The Religious Freedom Restoration Act (RFRA) has once again been thrust into the national spotlight after the Supreme Court decision last year in the Hobby Lobby case. The NAE played a key role in the passage of this landmark law, and continues to defend it 22 years later.

RFRA was passed in direct response to the 1990 Supreme Court decision in Employment Division v. Smith. At issue was whether the First Amendment’s Free Exercise Clause allowed Native Americans to use peyote if the state law disapproved of the psychoactive compound found in the peyote cactus. Native American tribes have used peyote in religious ceremonies for centuries.

The court ruled against the right of Native Americans to use peyote, but more important, it reduced the legal protections for all religions. A backlash ensued.

Forest Montgomery, NAE legal counsel at the time, said, “I’m still upset about Smith.” Testifying before the Senate Judiciary Committee in 1992, he said, “No liberty is more precious in the American experience than religious liberty — our First Freedom. Yet the Supreme Court, the very guardian of our liberties, metamorphosed the Free Exercise Clause from fundamental right to hollow promise.”

After Smith, the Coalition for the Free Exercise of Religion, of which the NAE was a founding member, grew to include 66 organizations ranging from Americans United for Separation of Church and State to Traditional Values Coalition and included Muslim, Jewish, Sikh, humanist, mainline Christian and evangelical groups, among many others.

Oliver “Buzz” Thomas, former general counsel of the Baptist Joint Committee for Religious Freedom, chaired the coalition and said that Montgomery was “the guy who kept evangelicals and other conservative groups in the harness.”

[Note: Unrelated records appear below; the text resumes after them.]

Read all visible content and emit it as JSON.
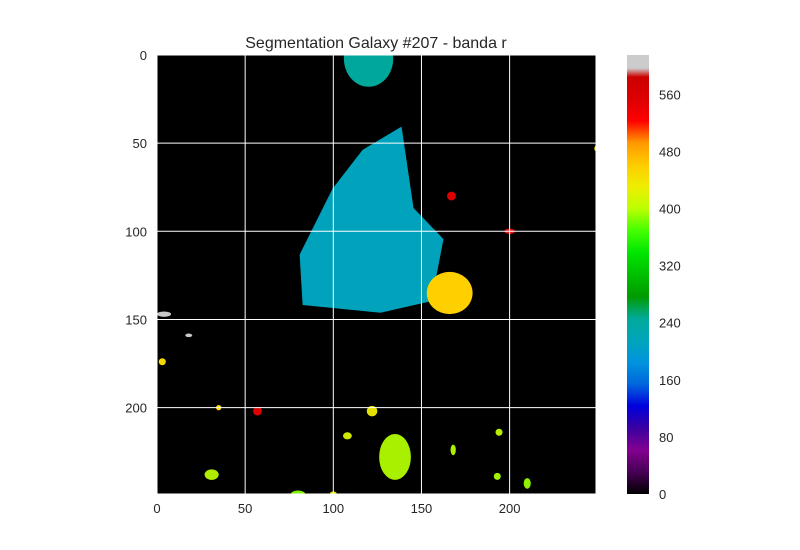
{
  "chart_data": {
    "type": "heatmap",
    "title": "Segmentation Galaxy #207 - banda r",
    "x_ticks": [
      0,
      50,
      100,
      150,
      200
    ],
    "y_ticks": [
      0,
      50,
      100,
      150,
      200
    ],
    "xlim": [
      0,
      249
    ],
    "ylim": [
      249,
      0
    ],
    "image_size": [
      249,
      249
    ],
    "background_color": "#000000",
    "grid": true,
    "grid_color": "#ffffff",
    "colorbar": {
      "ticks": [
        0,
        80,
        160,
        240,
        320,
        400,
        480,
        560
      ],
      "range": [
        0,
        615
      ],
      "colormap": "nipy_spectral"
    },
    "segments": [
      {
        "value": 205,
        "color": "#00a3bb",
        "center": [
          100,
          120
        ],
        "radius": [
          44,
          34
        ],
        "shape": "cone"
      },
      {
        "value": 235,
        "color": "#00a89c",
        "center": [
          2,
          120
        ],
        "radius": [
          16,
          14
        ],
        "shape": "blob"
      },
      {
        "value": 470,
        "color": "#ffd000",
        "center": [
          135,
          166
        ],
        "radius": [
          12,
          13
        ],
        "shape": "blob"
      },
      {
        "value": 390,
        "color": "#a8f000",
        "center": [
          228,
          135
        ],
        "radius": [
          13,
          9
        ],
        "shape": "blob"
      },
      {
        "value": 565,
        "color": "#dd0000",
        "center": [
          80,
          167
        ],
        "radius": [
          2.5,
          2.5
        ],
        "shape": "blob"
      },
      {
        "value": 560,
        "color": "#e81010",
        "center": [
          100,
          200
        ],
        "radius": [
          1.5,
          3
        ],
        "shape": "blob"
      },
      {
        "value": 565,
        "color": "#dd0000",
        "center": [
          202,
          57
        ],
        "radius": [
          2.5,
          2.5
        ],
        "shape": "blob"
      },
      {
        "value": 460,
        "color": "#f5dd00",
        "center": [
          53,
          250
        ],
        "radius": [
          2,
          2
        ],
        "shape": "blob"
      },
      {
        "value": 600,
        "color": "#c8c8c8",
        "center": [
          147,
          4
        ],
        "radius": [
          1.5,
          4
        ],
        "shape": "blob"
      },
      {
        "value": 600,
        "color": "#c8c8c8",
        "center": [
          159,
          18
        ],
        "radius": [
          1,
          2
        ],
        "shape": "blob"
      },
      {
        "value": 450,
        "color": "#f5d800",
        "center": [
          174,
          3
        ],
        "radius": [
          2,
          2
        ],
        "shape": "blob"
      },
      {
        "value": 430,
        "color": "#ffe000",
        "center": [
          200,
          35
        ],
        "radius": [
          1.5,
          1.5
        ],
        "shape": "blob"
      },
      {
        "value": 440,
        "color": "#e6e000",
        "center": [
          202,
          122
        ],
        "radius": [
          3,
          3
        ],
        "shape": "blob"
      },
      {
        "value": 420,
        "color": "#d0e800",
        "center": [
          216,
          108
        ],
        "radius": [
          2,
          2.5
        ],
        "shape": "blob"
      },
      {
        "value": 410,
        "color": "#b0ee00",
        "center": [
          238,
          31
        ],
        "radius": [
          3,
          4
        ],
        "shape": "blob"
      },
      {
        "value": 400,
        "color": "#a8f000",
        "center": [
          224,
          168
        ],
        "radius": [
          3,
          1.5
        ],
        "shape": "blob"
      },
      {
        "value": 410,
        "color": "#b8ec00",
        "center": [
          214,
          194
        ],
        "radius": [
          2,
          2
        ],
        "shape": "blob"
      },
      {
        "value": 400,
        "color": "#a0f200",
        "center": [
          239,
          193
        ],
        "radius": [
          2,
          2
        ],
        "shape": "blob"
      },
      {
        "value": 390,
        "color": "#90f000",
        "center": [
          243,
          210
        ],
        "radius": [
          3,
          2
        ],
        "shape": "blob"
      },
      {
        "value": 380,
        "color": "#80f000",
        "center": [
          249,
          80
        ],
        "radius": [
          2,
          4
        ],
        "shape": "blob"
      },
      {
        "value": 420,
        "color": "#d8e800",
        "center": [
          249,
          100
        ],
        "radius": [
          1.5,
          2
        ],
        "shape": "blob"
      }
    ]
  }
}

“There were many who share credit for RFRA’s passage — Steve McFarland, David Saperstein, Mort Halperin, Mike Farris, Marc Stern and others — but when the wheels fell off, no one did more than Forest and the NAE,” Thomas said.

The coalition worked on research, drafting legislation and advocacy. They sent letters to members of Congress and visited offices. According to Thomas, Montgomery passed out “Religious Liberty for All!” pins all over Capitol Hill. In the end, only three senators voted against its passage.

The federal RFRA, like many of the state-level laws, prohibits substantial government burdens on sincere religious exercise unless the government can show a compelling interest in burdening religious liberty and that it is using the least restrictive means. RFRA protects the fundamental religious freedom of all Americans, including individuals of minority and majority religions.

President Bill Clinton signed the legislation during a ceremony held November 16, 1993, on the White House South Lawn. In the introductory remarks, then-Vice President Al Gore said, “When you have the National Association of Evangelicals and the American Civil Liberties Union, the National Islamic Prison Foundation and B’nai Brith … we’re doing something right here today.”

As Montgomery said, “We were on the side of angels.”

Despite its strong deference to religious freedom, RFRA does not allow individuals to do whatever they want in the name of religion. The law balances government interests with the fundamental freedom of individuals to practice their faith.

RFRA has been cited in many religious freedom cases. It was featured prominently in oral arguments in the contraception mandate case, Burwell v. Hobby Lobby, last March. In a 5-4 decision, the court reaffirmed that the Religious Freedom Restoration Act protects Americans of all faiths from government mandates that violate their conscience and religious beliefs. The NAE filed an amici brief in that case. Many states also have RFRA laws protecting the religious freedom of their citizens.